The “Heard on the Street” column of today’s Wall Street Journal talks about the purchase commitment Verizon Wireless had to make to Apple in order to be able to offer the iPhone on its network.
a footnote in the Vodafone financial statements
The information comes from newly-formed Moffett Research LLC, a venture headed by Craig Moffett, the truly excellent (former) telecoms analyst at Bernstein. Mr. Moffett points to a footnote in the financial statements of Vodafone plc, a Verizon Wireless co-owner, that implies Verizon Wireless has committed to buy a minimum of $44.7 billion worth of iPhones during 2011-2013. The company spent only $18.5 billion on iPhones through the end of last year, however, and still had $2 billion worth (Mr. Moffett’s number) in inventory.
That leaves $26.2 billion worth of iPhones to be bought this year (my arithmetic–HotS says the shortfall is $23.5 billion).

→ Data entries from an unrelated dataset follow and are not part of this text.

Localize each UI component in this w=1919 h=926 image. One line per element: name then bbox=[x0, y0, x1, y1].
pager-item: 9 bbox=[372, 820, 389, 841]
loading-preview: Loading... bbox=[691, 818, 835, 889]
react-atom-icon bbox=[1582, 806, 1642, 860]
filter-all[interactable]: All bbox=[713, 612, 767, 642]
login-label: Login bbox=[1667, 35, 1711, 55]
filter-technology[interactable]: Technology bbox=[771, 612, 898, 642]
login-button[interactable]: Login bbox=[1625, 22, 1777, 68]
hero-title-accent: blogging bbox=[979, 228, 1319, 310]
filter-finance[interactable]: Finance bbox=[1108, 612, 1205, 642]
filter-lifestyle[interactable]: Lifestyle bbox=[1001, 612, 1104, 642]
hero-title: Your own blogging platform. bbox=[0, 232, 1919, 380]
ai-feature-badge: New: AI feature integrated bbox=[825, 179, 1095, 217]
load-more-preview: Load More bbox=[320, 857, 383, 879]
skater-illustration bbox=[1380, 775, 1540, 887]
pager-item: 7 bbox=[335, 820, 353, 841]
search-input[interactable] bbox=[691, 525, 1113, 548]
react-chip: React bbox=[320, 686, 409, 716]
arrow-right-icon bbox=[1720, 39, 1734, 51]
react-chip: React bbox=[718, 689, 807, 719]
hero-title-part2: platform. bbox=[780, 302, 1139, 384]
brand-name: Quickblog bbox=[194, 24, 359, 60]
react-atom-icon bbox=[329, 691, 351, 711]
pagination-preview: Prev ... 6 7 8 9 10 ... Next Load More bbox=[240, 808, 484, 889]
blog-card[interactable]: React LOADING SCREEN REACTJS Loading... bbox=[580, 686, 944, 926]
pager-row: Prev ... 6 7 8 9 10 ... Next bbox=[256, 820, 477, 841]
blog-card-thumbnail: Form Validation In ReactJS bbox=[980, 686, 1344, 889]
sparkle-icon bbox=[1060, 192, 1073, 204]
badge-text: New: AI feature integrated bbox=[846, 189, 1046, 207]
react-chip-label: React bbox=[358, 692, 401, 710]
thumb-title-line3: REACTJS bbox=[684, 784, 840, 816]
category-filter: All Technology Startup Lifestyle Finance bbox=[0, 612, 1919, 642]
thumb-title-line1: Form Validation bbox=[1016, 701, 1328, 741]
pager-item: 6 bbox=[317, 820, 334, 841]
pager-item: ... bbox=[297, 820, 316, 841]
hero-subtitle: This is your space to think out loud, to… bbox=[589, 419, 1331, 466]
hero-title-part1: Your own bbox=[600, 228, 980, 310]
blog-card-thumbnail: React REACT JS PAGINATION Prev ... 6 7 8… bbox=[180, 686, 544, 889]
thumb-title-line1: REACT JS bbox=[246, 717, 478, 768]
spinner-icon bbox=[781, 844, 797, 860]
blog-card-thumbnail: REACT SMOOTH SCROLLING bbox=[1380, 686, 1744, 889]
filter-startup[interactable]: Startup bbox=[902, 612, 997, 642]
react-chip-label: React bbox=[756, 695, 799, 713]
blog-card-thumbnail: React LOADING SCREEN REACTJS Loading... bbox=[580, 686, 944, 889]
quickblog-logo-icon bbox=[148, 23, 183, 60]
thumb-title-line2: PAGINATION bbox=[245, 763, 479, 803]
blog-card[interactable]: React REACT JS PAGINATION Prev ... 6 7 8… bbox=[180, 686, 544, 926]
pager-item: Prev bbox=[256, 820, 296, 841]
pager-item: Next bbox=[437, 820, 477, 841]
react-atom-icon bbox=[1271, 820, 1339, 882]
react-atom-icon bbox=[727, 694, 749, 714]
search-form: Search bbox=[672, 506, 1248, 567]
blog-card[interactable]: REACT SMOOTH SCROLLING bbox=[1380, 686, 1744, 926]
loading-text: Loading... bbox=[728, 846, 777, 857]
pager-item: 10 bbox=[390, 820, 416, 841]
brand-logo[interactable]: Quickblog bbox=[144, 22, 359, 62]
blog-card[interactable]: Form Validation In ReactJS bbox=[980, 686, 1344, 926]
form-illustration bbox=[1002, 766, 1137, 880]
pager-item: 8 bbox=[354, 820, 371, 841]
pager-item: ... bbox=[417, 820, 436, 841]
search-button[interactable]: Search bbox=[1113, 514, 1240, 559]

I find three aspects of this story interesting:
1. Neither Verizon Wireless nor Verizon disclose this information. It took a sharp-eyed telecom specialist combing through the back pages of a UK company’s financials to spot the figures and realize their significance.
This example illustrates what security analysts do for a living, as well as the depth of information that traditionally has been at the fingertips of any professional investor who does business with the major brokerage firms who employ these analysts and furnish their research to customers. In other words, no matter how dull-witted the pro and how smart we as individual investors are, the pro has a huge information advantage starting out.
2. Mr. Moffett started up his new firm two months ago. It may be that he’s decided he can make more money as an independent than as an employee of Bernstein. More likely, if past Wall Street form follows true, is that Bernstein has started to dismantle its high-powered equity research effort. Why do so? Wall Street believes that research is a money losing business.
3. What happens if/when Verizon Wireless falls short of its $44.7 billion purchase commitment?
HotS doesn’t say.
Using (very) round numbers, the shortfall will likely be $10 billion or so. In contracts of this type that I’m familiar with, Verizon Wireless would have to pay that amount to Apple shortly after the end of the year. Verizon Wireless would, however, get a credit against future purchases of a gradually declining percentage of the shortfall payment.
Given the popularity of the competing Samsung Galaxy phone line, I imagine the shortfall payment will be a prominent element in negotiations over supply arrangements in 2014.
On another note, I wonder how Apple and Verizon have been accounting for the minimum purchase contract. HotS says the minimums for 2011-13 are: $13.7 billion, $14 billion, $17 billion, respectively. The actual purchases have been $8.4 billion and $10.2 billion in 2011 and 2012.
Both firms are most likely using the actuals, not the contracted minimum amounts. Might be a little awkward for Apple, though, if it isn’t.